South Pole reaches unicorn status, partners with Swisscom

12 Apr 2022

Quantum Commodity Intelligence - Swiss carbon project developer and climate solutions business South Pole is now valued at more than $1 billion following successful fundraises this year, its CEO Renat Heuberger told Quantum, while announcing a new partnership on data.

On Tuesday, telecommunications company Swisscom revealed a minority investment in South Pole and an agreement to cooperate on digitisation and sustainability.

This follows a large investment from Singapore's Temasek and the US' Salesforce Ventures announced just two months ago, in early February.

Carbon offset prices have risen more than 400% in the past year, boosting the valuation of companies involved in the sector and triggering a rush of investments.

South Pole was founded in 2006 and has provided finance to nearly 1,000 emission reduction projects in more than 50 countries to date.

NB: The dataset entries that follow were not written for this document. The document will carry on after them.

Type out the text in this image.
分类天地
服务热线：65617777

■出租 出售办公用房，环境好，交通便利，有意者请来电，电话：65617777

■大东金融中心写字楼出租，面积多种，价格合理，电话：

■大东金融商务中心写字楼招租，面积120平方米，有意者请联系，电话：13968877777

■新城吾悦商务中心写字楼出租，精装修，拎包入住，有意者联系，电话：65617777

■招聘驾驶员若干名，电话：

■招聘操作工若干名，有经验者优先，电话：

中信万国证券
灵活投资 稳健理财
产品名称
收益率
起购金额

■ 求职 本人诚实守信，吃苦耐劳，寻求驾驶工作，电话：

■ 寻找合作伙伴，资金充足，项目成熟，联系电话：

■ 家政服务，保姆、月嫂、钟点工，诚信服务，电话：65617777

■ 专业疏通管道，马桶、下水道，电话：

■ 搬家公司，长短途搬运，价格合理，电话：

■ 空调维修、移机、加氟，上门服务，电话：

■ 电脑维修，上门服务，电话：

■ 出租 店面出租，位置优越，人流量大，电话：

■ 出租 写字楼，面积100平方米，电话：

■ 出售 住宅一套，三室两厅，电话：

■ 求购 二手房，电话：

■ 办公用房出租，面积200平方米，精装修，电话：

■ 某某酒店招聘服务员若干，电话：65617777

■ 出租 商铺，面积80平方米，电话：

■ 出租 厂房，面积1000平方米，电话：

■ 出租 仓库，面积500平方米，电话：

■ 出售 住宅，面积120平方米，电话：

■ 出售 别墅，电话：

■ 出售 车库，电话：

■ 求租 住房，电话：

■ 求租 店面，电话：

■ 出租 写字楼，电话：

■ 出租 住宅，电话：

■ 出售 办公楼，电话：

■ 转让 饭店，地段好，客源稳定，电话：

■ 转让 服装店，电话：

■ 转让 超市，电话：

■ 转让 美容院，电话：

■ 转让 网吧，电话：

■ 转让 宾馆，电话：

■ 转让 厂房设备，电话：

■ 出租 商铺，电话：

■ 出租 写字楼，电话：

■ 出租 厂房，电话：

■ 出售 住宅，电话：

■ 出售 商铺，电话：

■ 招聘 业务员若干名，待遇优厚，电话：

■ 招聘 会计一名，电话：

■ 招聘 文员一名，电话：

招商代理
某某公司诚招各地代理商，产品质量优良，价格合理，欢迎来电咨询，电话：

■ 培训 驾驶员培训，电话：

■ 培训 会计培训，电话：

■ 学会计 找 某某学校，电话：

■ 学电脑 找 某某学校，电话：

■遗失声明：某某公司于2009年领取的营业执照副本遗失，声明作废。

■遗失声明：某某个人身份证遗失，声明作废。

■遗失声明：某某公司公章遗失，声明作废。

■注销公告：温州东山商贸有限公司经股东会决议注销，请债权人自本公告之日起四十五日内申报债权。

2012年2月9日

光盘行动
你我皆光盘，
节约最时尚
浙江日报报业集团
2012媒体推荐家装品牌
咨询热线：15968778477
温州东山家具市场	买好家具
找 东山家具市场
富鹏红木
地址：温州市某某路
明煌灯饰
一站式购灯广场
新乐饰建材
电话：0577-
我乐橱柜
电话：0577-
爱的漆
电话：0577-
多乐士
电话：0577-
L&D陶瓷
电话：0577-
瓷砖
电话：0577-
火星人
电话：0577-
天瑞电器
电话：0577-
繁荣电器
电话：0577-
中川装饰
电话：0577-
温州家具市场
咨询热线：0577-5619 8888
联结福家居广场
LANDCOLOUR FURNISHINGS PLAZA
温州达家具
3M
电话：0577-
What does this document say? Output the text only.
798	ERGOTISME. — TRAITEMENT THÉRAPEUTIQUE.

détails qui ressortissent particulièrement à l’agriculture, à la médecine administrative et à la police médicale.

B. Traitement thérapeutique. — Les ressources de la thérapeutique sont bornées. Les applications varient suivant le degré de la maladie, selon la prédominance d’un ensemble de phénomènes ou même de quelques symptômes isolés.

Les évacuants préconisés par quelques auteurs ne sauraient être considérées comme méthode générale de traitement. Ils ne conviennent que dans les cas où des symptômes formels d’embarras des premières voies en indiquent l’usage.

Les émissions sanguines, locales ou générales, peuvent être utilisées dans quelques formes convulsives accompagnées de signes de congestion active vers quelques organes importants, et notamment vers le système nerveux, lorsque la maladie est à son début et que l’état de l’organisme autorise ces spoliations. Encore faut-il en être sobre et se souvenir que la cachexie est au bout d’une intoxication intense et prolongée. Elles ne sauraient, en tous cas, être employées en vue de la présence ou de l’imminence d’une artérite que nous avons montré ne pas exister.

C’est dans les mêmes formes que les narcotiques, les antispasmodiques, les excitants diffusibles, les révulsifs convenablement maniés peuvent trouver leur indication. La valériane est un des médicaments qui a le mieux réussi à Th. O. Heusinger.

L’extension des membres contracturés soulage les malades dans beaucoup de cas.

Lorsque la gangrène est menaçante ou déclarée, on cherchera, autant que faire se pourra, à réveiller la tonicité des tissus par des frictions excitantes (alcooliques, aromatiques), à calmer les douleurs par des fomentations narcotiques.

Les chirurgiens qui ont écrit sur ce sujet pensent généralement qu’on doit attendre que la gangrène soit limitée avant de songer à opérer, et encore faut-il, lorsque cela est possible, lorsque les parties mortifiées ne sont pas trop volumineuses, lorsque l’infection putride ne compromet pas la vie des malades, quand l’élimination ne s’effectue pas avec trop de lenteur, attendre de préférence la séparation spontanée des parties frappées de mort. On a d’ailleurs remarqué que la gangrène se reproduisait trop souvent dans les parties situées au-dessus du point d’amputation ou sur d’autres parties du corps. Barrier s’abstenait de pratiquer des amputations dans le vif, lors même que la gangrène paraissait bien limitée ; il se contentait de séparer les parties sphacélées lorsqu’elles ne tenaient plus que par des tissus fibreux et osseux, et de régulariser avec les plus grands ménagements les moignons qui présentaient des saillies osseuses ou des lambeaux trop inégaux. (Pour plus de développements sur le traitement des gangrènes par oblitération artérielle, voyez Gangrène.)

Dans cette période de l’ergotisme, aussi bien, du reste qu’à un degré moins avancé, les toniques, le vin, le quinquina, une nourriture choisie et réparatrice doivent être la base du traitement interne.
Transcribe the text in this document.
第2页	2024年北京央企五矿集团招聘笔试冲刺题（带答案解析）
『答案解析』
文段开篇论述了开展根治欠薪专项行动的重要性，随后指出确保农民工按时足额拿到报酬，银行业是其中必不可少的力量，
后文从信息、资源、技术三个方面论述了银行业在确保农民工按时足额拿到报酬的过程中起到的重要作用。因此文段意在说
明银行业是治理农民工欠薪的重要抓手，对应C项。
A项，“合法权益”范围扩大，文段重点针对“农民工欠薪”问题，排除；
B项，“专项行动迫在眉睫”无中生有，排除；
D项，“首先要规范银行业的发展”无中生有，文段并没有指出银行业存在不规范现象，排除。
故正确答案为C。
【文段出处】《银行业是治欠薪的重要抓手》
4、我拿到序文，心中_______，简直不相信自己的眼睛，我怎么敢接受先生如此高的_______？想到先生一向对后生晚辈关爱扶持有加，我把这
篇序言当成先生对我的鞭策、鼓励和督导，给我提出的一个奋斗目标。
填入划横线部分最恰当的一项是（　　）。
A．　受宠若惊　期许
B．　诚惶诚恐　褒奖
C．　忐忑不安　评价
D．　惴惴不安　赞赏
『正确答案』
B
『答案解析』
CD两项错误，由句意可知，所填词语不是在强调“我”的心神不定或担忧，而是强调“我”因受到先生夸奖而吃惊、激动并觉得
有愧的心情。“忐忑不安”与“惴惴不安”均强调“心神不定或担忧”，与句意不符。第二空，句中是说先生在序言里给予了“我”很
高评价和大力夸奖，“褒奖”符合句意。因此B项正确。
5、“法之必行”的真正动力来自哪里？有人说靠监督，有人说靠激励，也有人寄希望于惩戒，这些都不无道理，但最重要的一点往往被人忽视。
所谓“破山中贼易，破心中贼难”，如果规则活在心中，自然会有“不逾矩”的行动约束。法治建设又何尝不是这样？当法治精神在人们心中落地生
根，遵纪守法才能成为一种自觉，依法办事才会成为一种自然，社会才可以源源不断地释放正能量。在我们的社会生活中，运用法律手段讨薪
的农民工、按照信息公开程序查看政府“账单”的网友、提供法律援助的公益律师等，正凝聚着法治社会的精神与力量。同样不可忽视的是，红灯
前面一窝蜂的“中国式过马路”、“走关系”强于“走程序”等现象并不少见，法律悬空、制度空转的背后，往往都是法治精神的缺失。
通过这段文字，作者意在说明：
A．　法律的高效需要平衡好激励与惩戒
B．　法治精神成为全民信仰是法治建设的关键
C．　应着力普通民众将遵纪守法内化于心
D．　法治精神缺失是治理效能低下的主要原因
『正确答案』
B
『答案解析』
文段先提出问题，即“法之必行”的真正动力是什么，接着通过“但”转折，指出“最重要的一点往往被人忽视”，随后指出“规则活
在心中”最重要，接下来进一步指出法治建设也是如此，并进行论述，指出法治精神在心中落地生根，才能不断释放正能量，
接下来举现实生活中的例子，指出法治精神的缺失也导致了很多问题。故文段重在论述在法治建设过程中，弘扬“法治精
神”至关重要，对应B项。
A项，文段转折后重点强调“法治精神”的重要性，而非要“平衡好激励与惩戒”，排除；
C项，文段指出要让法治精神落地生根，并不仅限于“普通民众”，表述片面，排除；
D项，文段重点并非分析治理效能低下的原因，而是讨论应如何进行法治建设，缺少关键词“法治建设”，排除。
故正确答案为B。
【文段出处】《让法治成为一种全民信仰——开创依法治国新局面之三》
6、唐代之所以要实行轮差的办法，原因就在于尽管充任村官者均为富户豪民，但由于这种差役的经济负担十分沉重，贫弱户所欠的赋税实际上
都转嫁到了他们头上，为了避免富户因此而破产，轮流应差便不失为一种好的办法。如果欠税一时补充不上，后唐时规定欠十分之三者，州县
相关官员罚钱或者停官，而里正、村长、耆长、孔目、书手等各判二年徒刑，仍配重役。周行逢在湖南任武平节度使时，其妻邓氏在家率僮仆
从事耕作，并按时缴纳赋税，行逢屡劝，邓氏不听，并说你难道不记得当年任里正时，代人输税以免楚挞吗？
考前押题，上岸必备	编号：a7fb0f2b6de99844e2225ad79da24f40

The company has previously said that its founders, who still work there, and staff retain a majority share in the business.

Upstream and downstream focus

South Pole's focus on creation was project development, but over the last decade, it has also built a sizeable climate solutions business advising around 3,000 companies on how to reduce their carbon footprint.

Today, each business represents around half the company's activities, says Heuberger.

"16 years ago, the value was entirely in the upstream, but from around 2012 market value started shifting to the downstream. These days there's no clear buyer or seller's market and things are more balanced."

Tuesday's announcement, focused on climate solutions, will help the company accelerate investments in digitisation and "allow clients to decide at a much bigger scale."

Earlier this year, South Pole acquired Carbonsink to boost its carbon project pipeline and presence in Italy and took a majority stake in Sweden's GoClimate, which will remain autonomous.

GoClimate offers a subscription service that allows users to offset their personal emissions and also counts companies among its subscribers.

"Our ambition is much higher than trading carbon...we want to make money flow into climate solutions," says Renat Heuberger, who is keen to highlight the urgency of the climate challenge.

Largest project developer

In 2021, South Pole signed agreements to develop over 60 new carbon projects around the globe, with plans for at least as many projects again in 2022.

It is now the world's largest project developer with a market share of around 20% and a major focus on Asia, one of the largest sources of carbon credit supply.

The company also trades in carbon offsets but says this is not its core business.

Trade is only used to offload surplus volumes to intermediaries or to buy specific credits on behalf of clients from its advisory business.

It has seen a strong rise in interest for long-term investments from the corporate sector, a phenomenon that has also been highlighted by other developers.

This, for example, can take the form of a 20-year supply arrangement to develop a forestry project, where both South Pole and the client agree to invest.

"Supply has been low because demand was low. It's being fixed as we speak because we have a demand signal," says Heuberger.